The fundraising process can be quite stressful and time-consuming. They will also require an equity share, sometimes quite sizeable, in return for their investment
— John Burke, Mazars
The other main source of State funding is a Research, Development & Innovation (RD&I) Fund grant from Enterprise Ireland. The RD&I grant can be worth up to 45 per cent of expenditure for small companies and 35 per cent and 25 per recent for medium and large enterprises respectively. Grants of 50 per cent are available to companies for digital process innovation projects, but the maximum grant is capped at €150,000.

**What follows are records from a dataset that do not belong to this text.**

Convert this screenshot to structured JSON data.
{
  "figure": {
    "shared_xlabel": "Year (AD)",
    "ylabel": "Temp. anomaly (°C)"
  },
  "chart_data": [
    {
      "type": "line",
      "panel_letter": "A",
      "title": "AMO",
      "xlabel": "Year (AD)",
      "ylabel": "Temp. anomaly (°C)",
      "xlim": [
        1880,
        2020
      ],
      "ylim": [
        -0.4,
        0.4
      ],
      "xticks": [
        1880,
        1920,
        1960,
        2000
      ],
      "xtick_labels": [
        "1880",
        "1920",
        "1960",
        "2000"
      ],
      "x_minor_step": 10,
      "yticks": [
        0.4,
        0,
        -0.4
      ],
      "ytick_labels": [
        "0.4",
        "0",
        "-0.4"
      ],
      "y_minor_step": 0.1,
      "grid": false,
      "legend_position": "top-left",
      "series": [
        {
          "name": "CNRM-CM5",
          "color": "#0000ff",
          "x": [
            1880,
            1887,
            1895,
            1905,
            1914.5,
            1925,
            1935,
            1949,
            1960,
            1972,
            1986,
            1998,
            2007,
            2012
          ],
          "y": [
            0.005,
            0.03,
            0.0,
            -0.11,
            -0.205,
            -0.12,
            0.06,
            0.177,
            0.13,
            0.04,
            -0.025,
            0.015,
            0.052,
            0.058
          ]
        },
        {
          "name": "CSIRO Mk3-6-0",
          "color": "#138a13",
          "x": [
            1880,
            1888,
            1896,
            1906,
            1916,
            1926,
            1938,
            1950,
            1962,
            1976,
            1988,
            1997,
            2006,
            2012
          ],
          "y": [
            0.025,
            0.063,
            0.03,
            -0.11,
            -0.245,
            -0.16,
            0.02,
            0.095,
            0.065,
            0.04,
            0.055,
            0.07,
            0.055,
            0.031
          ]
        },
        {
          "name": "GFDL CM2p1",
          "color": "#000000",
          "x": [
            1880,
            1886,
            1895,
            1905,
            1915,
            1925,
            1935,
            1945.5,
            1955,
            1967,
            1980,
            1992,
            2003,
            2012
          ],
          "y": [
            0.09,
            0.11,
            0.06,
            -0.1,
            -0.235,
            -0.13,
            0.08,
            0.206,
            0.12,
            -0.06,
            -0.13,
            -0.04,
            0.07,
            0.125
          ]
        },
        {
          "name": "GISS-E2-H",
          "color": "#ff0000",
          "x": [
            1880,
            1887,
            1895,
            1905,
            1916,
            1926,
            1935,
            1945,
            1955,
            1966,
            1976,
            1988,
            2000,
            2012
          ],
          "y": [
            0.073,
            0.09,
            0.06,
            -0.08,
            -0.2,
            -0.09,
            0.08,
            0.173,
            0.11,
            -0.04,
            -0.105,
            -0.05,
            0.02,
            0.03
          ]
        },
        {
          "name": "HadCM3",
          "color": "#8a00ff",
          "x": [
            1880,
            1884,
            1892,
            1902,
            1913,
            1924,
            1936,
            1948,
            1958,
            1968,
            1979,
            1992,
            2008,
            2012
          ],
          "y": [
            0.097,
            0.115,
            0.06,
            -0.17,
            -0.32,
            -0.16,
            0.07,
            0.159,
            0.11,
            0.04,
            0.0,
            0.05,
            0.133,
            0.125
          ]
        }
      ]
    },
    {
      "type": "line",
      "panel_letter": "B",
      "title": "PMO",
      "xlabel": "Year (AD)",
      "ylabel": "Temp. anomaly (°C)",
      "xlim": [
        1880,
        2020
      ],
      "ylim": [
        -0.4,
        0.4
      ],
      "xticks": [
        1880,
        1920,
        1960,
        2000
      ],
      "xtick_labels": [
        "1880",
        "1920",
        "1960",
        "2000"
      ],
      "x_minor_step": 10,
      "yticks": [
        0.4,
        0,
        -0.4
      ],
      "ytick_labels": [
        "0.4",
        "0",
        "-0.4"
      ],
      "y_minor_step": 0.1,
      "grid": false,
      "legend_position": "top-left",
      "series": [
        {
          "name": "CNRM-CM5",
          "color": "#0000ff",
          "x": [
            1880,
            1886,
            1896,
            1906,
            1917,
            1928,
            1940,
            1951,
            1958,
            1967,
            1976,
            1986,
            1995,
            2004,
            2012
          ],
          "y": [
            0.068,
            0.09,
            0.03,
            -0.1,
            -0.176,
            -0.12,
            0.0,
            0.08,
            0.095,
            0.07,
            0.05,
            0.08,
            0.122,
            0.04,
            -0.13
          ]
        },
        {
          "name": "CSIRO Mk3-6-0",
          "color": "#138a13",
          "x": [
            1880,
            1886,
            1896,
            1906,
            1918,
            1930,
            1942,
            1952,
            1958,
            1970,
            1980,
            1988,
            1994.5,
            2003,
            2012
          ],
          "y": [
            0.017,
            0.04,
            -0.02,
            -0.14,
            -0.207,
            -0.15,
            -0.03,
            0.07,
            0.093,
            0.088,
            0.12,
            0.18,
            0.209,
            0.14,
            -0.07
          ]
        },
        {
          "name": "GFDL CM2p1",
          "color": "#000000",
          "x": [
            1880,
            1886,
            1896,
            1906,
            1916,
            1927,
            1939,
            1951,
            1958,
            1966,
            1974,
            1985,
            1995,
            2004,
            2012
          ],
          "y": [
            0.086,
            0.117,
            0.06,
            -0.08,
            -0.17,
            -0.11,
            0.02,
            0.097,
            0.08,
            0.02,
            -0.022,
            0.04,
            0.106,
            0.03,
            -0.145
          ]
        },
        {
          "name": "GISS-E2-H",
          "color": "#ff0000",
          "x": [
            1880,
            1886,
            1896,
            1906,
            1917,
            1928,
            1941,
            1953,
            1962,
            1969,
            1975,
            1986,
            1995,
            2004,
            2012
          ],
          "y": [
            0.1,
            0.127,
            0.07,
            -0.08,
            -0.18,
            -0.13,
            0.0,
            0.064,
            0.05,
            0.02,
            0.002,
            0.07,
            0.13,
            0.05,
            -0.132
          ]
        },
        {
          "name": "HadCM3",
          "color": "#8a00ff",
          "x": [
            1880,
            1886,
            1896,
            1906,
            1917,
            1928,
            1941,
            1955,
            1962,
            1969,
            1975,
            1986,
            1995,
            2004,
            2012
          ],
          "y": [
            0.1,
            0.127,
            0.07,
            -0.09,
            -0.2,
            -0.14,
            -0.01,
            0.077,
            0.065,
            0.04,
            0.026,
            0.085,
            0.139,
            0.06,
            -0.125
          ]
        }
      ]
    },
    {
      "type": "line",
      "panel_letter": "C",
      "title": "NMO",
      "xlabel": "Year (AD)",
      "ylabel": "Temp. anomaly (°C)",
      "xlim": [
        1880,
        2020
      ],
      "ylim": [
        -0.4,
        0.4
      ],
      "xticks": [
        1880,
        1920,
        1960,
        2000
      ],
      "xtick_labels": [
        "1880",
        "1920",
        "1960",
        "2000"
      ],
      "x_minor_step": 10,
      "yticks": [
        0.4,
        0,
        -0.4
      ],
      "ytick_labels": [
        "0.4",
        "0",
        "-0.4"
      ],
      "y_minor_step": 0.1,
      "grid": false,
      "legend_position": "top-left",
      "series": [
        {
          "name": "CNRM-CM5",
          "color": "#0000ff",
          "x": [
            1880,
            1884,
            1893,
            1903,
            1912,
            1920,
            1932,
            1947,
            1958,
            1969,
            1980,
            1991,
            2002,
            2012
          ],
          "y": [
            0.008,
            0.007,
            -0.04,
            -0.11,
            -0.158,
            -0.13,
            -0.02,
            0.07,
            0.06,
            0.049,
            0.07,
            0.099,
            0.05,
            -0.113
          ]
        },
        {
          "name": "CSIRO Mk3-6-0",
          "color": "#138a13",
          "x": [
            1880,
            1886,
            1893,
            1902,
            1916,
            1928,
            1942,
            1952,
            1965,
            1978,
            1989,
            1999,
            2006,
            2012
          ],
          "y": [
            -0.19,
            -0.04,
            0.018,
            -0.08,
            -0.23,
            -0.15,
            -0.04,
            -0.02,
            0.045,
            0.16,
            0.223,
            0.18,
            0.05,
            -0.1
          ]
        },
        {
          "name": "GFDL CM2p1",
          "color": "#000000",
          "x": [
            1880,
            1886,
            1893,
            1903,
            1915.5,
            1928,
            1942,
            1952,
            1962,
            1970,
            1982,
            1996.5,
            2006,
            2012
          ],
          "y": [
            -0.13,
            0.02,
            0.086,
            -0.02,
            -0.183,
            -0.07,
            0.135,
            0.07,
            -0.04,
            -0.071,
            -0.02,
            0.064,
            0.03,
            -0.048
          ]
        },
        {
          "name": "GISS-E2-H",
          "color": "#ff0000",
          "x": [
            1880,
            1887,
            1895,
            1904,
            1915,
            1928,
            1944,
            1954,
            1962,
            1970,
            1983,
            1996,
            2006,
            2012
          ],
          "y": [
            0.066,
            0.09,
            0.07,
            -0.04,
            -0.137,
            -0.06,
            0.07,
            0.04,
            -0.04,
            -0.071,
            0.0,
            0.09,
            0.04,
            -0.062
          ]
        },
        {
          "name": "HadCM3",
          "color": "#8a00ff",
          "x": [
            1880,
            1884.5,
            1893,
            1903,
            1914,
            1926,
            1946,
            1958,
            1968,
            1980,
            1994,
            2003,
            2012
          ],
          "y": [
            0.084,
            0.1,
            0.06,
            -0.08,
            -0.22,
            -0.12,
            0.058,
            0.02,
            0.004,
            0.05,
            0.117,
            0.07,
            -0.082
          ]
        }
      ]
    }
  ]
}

Where a company gets a grant of 35 per cent from Enterprise Ireland for a €1 million R&D project, it can claim the R&D tax credit on the remaining €650,000 of expenditure which would be worth €162,500 over three years, bringing total funding to €512,500, and leaving the company to find the remaining €487,500 from other sources.
Finding that funding has become more challenging of late, with borrowing, even if available, unattractive due to increased interest rates. R&D projects are risky ventures, and innovative companies with few real assets will find it difficult to raise loan capital to fund them.
Another option is venture capital, but Burke points to investments from that quarter falling off of late. “Venture capital investment in Ireland has been declining following a very strong end to 2021 and early part of 2022,” he says. “While total investment during 2022 did reach €1.33 billion, an increase on the 2021 total of €1.13 billion, that masks a sharp fall in activity in the last quarter of 2022. Investment was €244 million in Q4 2022, its lowest level in two years and a steep fall from the €458 million invested in the same period in 2021.”
Venture capital and private equity investment are not easy to raise even in the best of circumstances, he adds. “The fundraising process can be quite stressful and time-consuming. They will also require an equity share, sometimes quite sizeable, in return for their investment.”
These sources shouldn’t be ruled out, however. “They are valuable funding sources, as are business angels who bring their expertise as well as capital to the table,” says Burke. “A combination of funding from those or other private capital sources with State supports is clearly the most efficient way of financing research, development and innovation activity.”